Em reunião na Assembleia, pescadores relataram temor com mais restrições à pesca e pediram mais audiência públicas

Uma unidade de conservação de uso sustentável, que se propõe a compatibilizar os diversos usos do território em favor da proteção dos seus atributos naturais pode perder a capacidade de atingir sua finalidade se o processo de criação atropelar a consulta direta e honesta a todos os atores sociais afetados por ela.

Partindo desse princípio – que contrapõe a popular máxima maquiavélica de que “os fins justificam os meios”, com a qual o filosófico Nicolau Maquiavel procurou justificar as atrocidades cometidas pelos monarcas da Europa do Século XV para se manterem no poder -, é possível perceber um “ponto fora da curva” no histórico de criações de unidades de conservação no Espírito Santo e no Brasil, ao observar o diálogo que transcorre neste ano de 2023 em relação à proposta de uma Área de Proteção Ambiental (APA) na Foz do Rio Doce.

Em reunião realizada nesta sexta-feira (30) na Assembleia Legislativa, o compromisso com a criação participativa da unidade foi enfatizado mais de uma vez pelo representante do Instituto Chico Mendes de Conservação da Biodiversidade (ICMBio), órgão responsável pela gestão da futura UC.

“Eu posso garantir que a criação dessa unidade não vai tirar o direito de ninguém pescar, não vai tirar o peixe da mão de ninguém.

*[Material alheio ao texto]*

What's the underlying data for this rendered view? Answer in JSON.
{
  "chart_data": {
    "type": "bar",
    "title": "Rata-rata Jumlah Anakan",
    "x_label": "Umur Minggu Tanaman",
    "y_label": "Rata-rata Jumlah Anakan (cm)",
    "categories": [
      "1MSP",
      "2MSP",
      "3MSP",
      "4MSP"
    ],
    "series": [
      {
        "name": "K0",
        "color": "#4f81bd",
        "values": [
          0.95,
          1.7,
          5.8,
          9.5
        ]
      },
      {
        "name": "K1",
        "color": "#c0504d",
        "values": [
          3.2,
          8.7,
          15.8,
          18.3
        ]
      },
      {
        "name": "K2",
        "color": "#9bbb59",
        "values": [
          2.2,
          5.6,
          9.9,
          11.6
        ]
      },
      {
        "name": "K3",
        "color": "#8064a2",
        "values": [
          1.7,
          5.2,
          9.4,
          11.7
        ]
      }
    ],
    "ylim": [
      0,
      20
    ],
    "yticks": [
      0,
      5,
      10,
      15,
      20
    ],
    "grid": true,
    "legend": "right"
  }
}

O objetivo é cuidar do objeto do trabalho de vocês, é garantir que essa pesca continue sendo feita no futuro. Não estamos falando em proibir pesca, de forma alguma”, disse o analista ambiental Antonio de Padua Leite Serra de Almeida, o Toninho, em um dos momentos em que respondeu às súplicas das diversas lideranças pesqueiras presentes no Plenário Dirceu Cardoso.

Toninho, analista ambiental do ICMBio. Foto: Ellen Campanharo/Ales

Sabrina, de Santa Cruz, em Aracruz, Leônidas, de Regência, em Linhares, Lambisgoia, do Sindicato Estadual de Pescadores e Marisqueiros (Sindpesmes), foram vozes que expuseram o temor de seus companheiros com mais uma possível restrição aos seus territórios pesqueiros com a chegada da APA. “A empresa [Samarco/Vale-BHP] acabou com a nossa pesca. E o ICMBio vem agora acabar com nós de vez. Eles só têm pena das tartarugas, não tem pena de nós?”, disse Leônidas.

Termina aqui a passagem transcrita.